Westpac stood out as the broader market slipped. The S&P/ASX 200 dropped 0.65% on Friday, with decliners more than doubling advancers. Meanwhile, the local volatility indicator for ASX 200 options climbed to its highest level in a month, according to Investing.com data. (Investing.com UK)
Offshore noise returned to center stage Friday, shaking global markets after reports linked former Fed governor Kevin Warsh to Trump’s likely choice for Fed chair. The news jolted the dollar and pushed bond yields up, Reuters reported. Damien Boey, strategist at Wilson Asset Management, noted that investors are zeroing in on the implications of a smaller Fed balance sheet. (Reuters)
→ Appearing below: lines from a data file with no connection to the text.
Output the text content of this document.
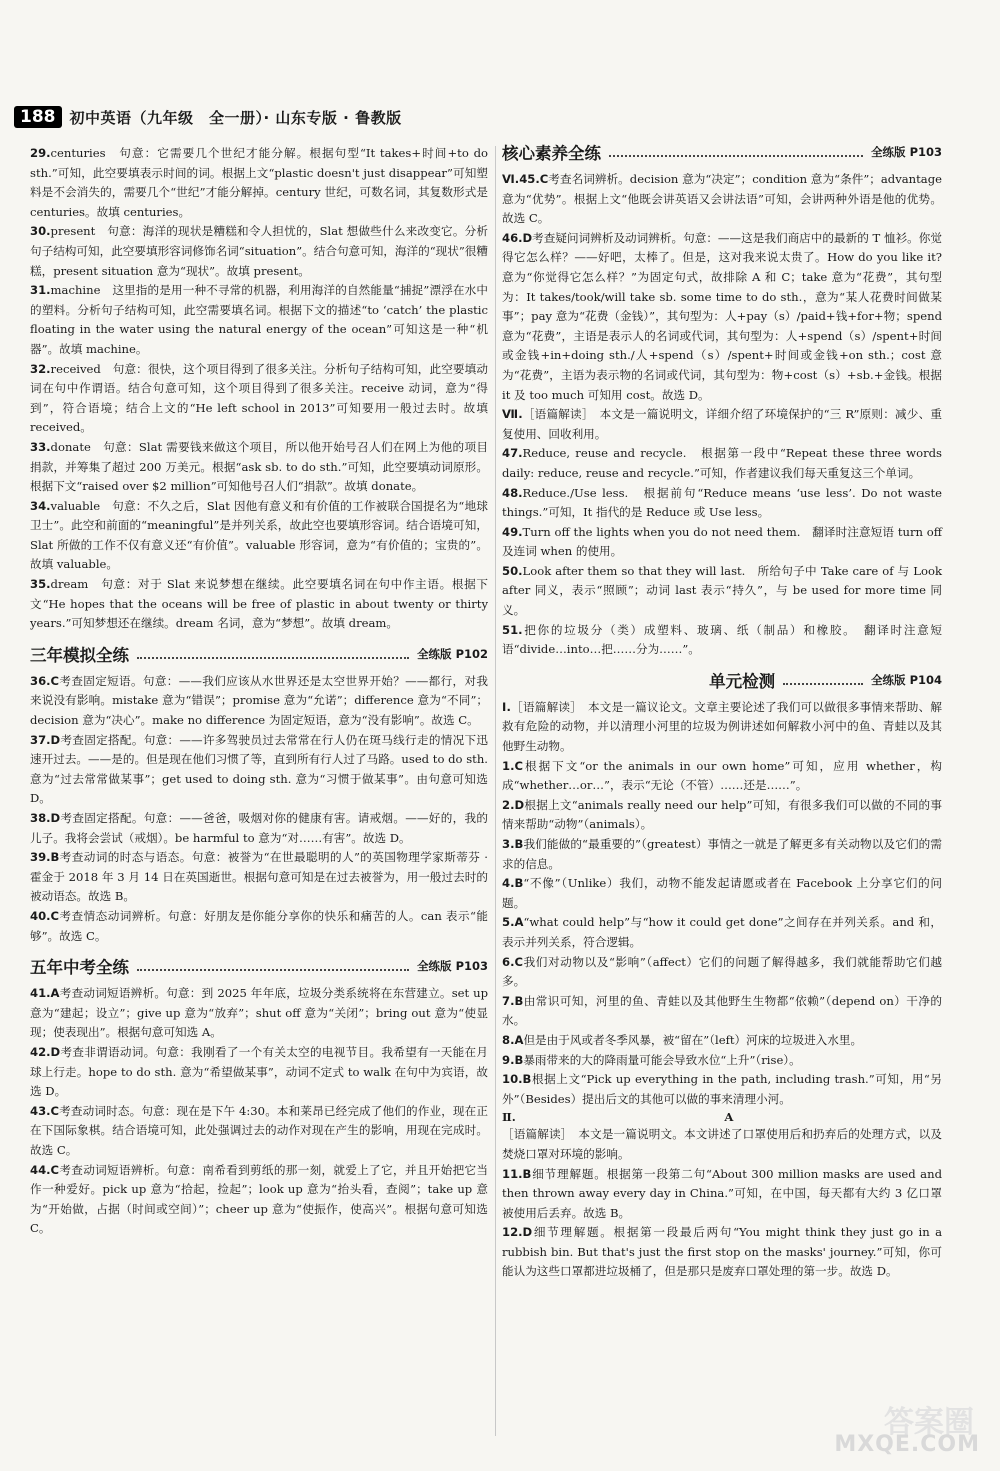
188 初中英语（九年级　全一册）· 山东专版 · 鲁教版

29.centuries　句意：它需要几个世纪才能分解。根据句型“It takes+时间+to do sth.”可知，此空要填表示时间的词。根据上文“plastic doesn't just disappear”可知塑料是不会消失的，需要几个“世纪”才能分解掉。century 世纪，可数名词，其复数形式是 centuries。故填 centuries。

30.present　句意：海洋的现状是糟糕和令人担忧的，Slat 想做些什么来改变它。分析句子结构可知，此空要填形容词修饰名词“situation”。结合句意可知，海洋的“现状”很糟糕，present situation 意为“现状”。故填 present。

31.machine　这里指的是用一种不寻常的机器，利用海洋的自然能量“捕捉”漂浮在水中的塑料。分析句子结构可知，此空需要填名词。根据下文的描述“to ‘catch’ the plastic floating in the water using the natural energy of the ocean”可知这是一种“机器”。故填 machine。

32.received　句意：很快，这个项目得到了很多关注。分析句子结构可知，此空要填动词在句中作谓语。结合句意可知，这个项目得到了很多关注。receive 动词，意为“得到”，符合语境；结合上文的“He left school in 2013”可知要用一般过去时。故填 received。

33.donate　句意：Slat 需要钱来做这个项目，所以他开始号召人们在网上为他的项目捐款，并筹集了超过 200 万美元。根据“ask sb. to do sth.”可知，此空要填动词原形。根据下文“raised over $2 million”可知他号召人们“捐款”。故填 donate。

34.valuable　句意：不久之后，Slat 因他有意义和有价值的工作被联合国提名为“地球卫士”。此空和前面的“meaningful”是并列关系，故此空也要填形容词。结合语境可知，Slat 所做的工作不仅有意义还“有价值”。valuable 形容词，意为“有价值的；宝贵的”。故填 valuable。

35.dream　句意：对于 Slat 来说梦想在继续。此空要填名词在句中作主语。根据下文“He hopes that the oceans will be free of plastic in about twenty or thirty years.”可知梦想还在继续。dream 名词，意为“梦想”。故填 dream。

三年模拟全练	全练版 P102

36.C考查固定短语。句意：——我们应该从水世界还是太空世界开始？——都行，对我来说没有影响。mistake 意为“错误”；promise 意为“允诺”；difference 意为“不同”；decision 意为“决心”。make no difference 为固定短语，意为“没有影响”。故选 C。

37.D考查固定搭配。句意：——许多驾驶员过去常常在行人仍在斑马线行走的情况下迅速开过去。——是的。但是现在他们习惯了等，直到所有行人过了马路。used to do sth. 意为“过去常常做某事”；get used to doing sth. 意为“习惯于做某事”。由句意可知选 D。

38.D考查固定搭配。句意：——爸爸，吸烟对你的健康有害。请戒烟。——好的，我的儿子。我将会尝试（戒烟）。be harmful to 意为“对……有害”。故选 D。

39.B考查动词的时态与语态。句意：被誉为“在世最聪明的人”的英国物理学家斯蒂芬 · 霍金于 2018 年 3 月 14 日在英国逝世。根据句意可知是在过去被誉为，用一般过去时的被动语态。故选 B。

40.C考查情态动词辨析。句意：好朋友是你能分享你的快乐和痛苦的人。can 表示“能够”。故选 C。

五年中考全练	全练版 P103

41.A考查动词短语辨析。句意：到 2025 年年底，垃圾分类系统将在东营建立。set up 意为“建起；设立”；give up 意为“放弃”；shut off 意为“关闭”；bring out 意为“使显现；使表现出”。根据句意可知选 A。

42.D考查非谓语动词。句意：我刚看了一个有关太空的电视节目。我希望有一天能在月球上行走。hope to do sth. 意为“希望做某事”，动词不定式 to walk 在句中为宾语，故选 D。

43.C考查动词时态。句意：现在是下午 4:30。本和莱昂已经完成了他们的作业，现在正在下国际象棋。结合语境可知，此处强调过去的动作对现在产生的影响，用现在完成时。故选 C。

44.C考查动词短语辨析。句意：南希看到剪纸的那一刻，就爱上了它，并且开始把它当作一种爱好。pick up 意为“拾起，捡起”；look up 意为“抬头看，查阅”；take up 意为“开始做，占据（时间或空间）”；cheer up 意为“使振作，使高兴”。根据句意可知选 C。

核心素养全练	全练版 P103

Ⅵ.45.C考查名词辨析。decision 意为“决定”；condition 意为“条件”；advantage 意为“优势”。根据上文“他既会讲英语又会讲法语”可知，会讲两种外语是他的优势。故选 C。

46.D考查疑问词辨析及动词辨析。句意：——这是我们商店中的最新的 T 恤衫。你觉得它怎么样？——好吧，太棒了。但是，这对我来说太贵了。How do you like it? 意为“你觉得它怎么样？”为固定句式，故排除 A 和 C；take 意为“花费”，其句型为：It takes/took/will take sb. some time to do sth.，意为“某人花费时间做某事”；pay 意为“花费（金钱）”，其句型为：人+pay（s）/paid+钱+for+物；spend 意为“花费”，主语是表示人的名词或代词，其句型为：人+spend（s）/spent+时间或金钱+in+doing sth./人+spend（s）/spent+时间或金钱+on sth.；cost 意为“花费”，主语为表示物的名词或代词，其句型为：物+cost（s）+sb.+金钱。根据 it 及 too much 可知用 cost。故选 D。

Ⅶ.［语篇解读］　本文是一篇说明文，详细介绍了环境保护的“三 R”原则：减少、重复使用、回收利用。

47.Reduce, reuse and recycle.　根据第一段中“Repeat these three words daily: reduce, reuse and recycle.”可知，作者建议我们每天重复这三个单词。

48.Reduce./Use less.　根据前句“Reduce means ‘use less’. Do not waste things.”可知，It 指代的是 Reduce 或 Use less。

49.Turn off the lights when you do not need them.　翻译时注意短语 turn off 及连词 when 的使用。

50.Look after them so that they will last.　所给句子中 Take care of 与 Look after 同义，表示“照顾”；动词 last 表示“持久”，与 be used for more time 同义。

51.把你的垃圾分（类）成塑料、玻璃、纸（制品）和橡胶。　翻译时注意短语“divide…into…把……分为……”。

单元检测	全练版 P104

Ⅰ.［语篇解读］　本文是一篇议论文。文章主要论述了我们可以做很多事情来帮助、解救有危险的动物，并以清理小河里的垃圾为例讲述如何解救小河中的鱼、青蛙以及其他野生动物。

1.C根据下文“or the animals in our own home”可知，应用 whether，构成“whether…or…”，表示“无论（不管）……还是……”。

2.D根据上文“animals really need our help”可知，有很多我们可以做的不同的事情来帮助“动物”（animals）。

3.B我们能做的“最重要的”（greatest）事情之一就是了解更多有关动物以及它们的需求的信息。

4.B“不像”（Unlike）我们，动物不能发起请愿或者在 Facebook 上分享它们的问题。

5.A“what could help”与“how it could get done”之间存在并列关系。and 和，表示并列关系，符合逻辑。

6.C我们对动物以及“影响”（affect）它们的问题了解得越多，我们就能帮助它们越多。

7.B由常识可知，河里的鱼、青蛙以及其他野生生物都“依赖”（depend on）干净的水。

8.A但是由于风或者冬季风暴，被“留在”（left）河床的垃圾进入水里。

9.B暴雨带来的大的降雨量可能会导致水位“上升”（rise）。

10.B根据上文“Pick up everything in the path, including trash.”可知，用“另外”（Besides）提出后文的其他可以做的事来清理小河。

Ⅱ.	A

［语篇解读］　本文是一篇说明文。本文讲述了口罩使用后和扔弃后的处理方式，以及焚烧口罩对环境的影响。

11.B细节理解题。根据第一段第二句“About 300 million masks are used and then thrown away every day in China.”可知，在中国，每天都有大约 3 亿口罩被使用后丢弃。故选 B。

12.D细节理解题。根据第一段最后两句“You might think they just go in a rubbish bin. But that's just the first stop on the masks' journey.”可知，你可能认为这些口罩都进垃圾桶了，但是那只是废弃口罩处理的第一步。故选 D。

答案圈
MXQE.COM
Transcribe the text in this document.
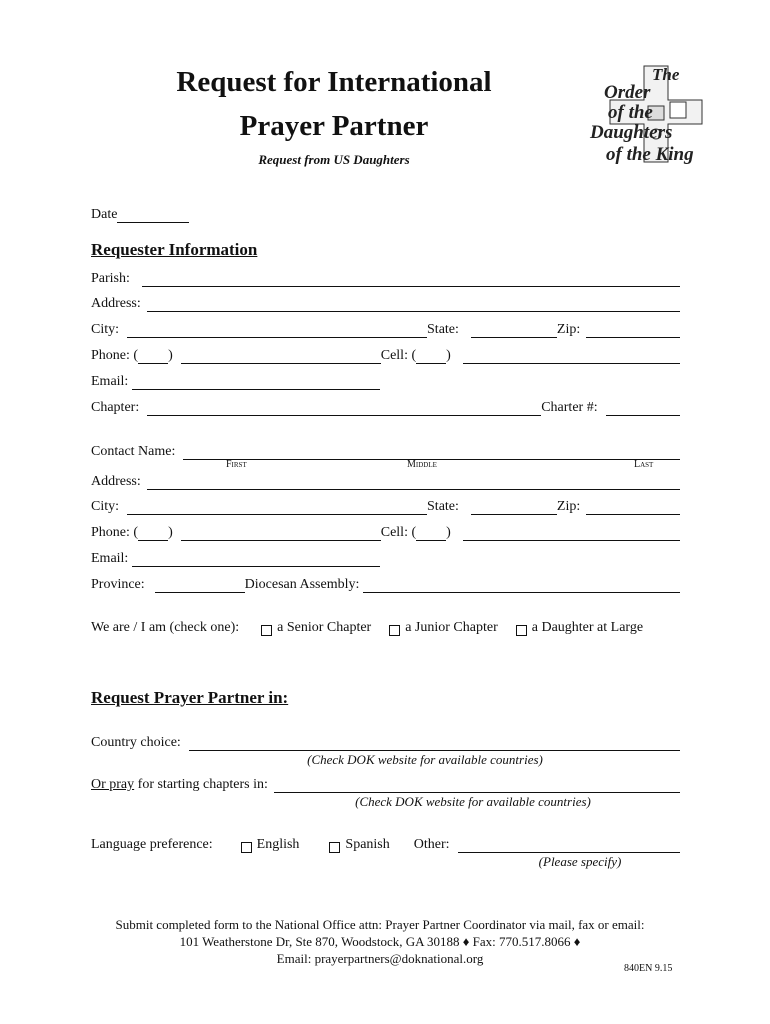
Request for International
Prayer Partner
Request from US Daughters
The
Order
of the
Daughters
of the King
Date
Requester Information
Parish:
Address:
City:	State:	Zip:
Phone: ( )	Cell: ( )
Email:
Chapter:	Charter #:
Contact Name:
First	Middle	Last
Address:
City:	State:	Zip:
Phone: ( )	Cell: ( )
Email:
Province:	Diocesan Assembly:
We are / I am (check one):	a Senior Chapter a Junior Chapter a Daughter at Large
Request Prayer Partner in:
Country choice:
(Check DOK website for available countries)
Or pray for starting chapters in:
(Check DOK website for available countries)
Language preference:	English	Spanish Other:
(Please specify)
Submit completed form to the National Office attn: Prayer Partner Coordinator via mail, fax or email:
101 Weatherstone Dr, Ste 870, Woodstock, GA 30188 ♦ Fax: 770.517.8066 ♦
Email: prayerpartners@doknational.org
840EN 9.15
This matters for Australian lenders since wholesale funding costs often track global rates and shifts in risk appetite, even if the local cash rate stays put. The impact isn’t always straightforward, but changes can appear swiftly in bank funding spreads.
The near-term setup is clear: if the RBA tightens, investors will focus on whether officials label it a one-off “insurance” hike or signal the beginning of a series. That distinction shifts how traders value bank earnings and dividends.
There’s a clear risk here. If the RBA stays put or hints that the inflation spike is short-lived, the rate trade might reverse. That would put pressure on bank stocks, which investors have leaned on as a reliable, high-yield haven.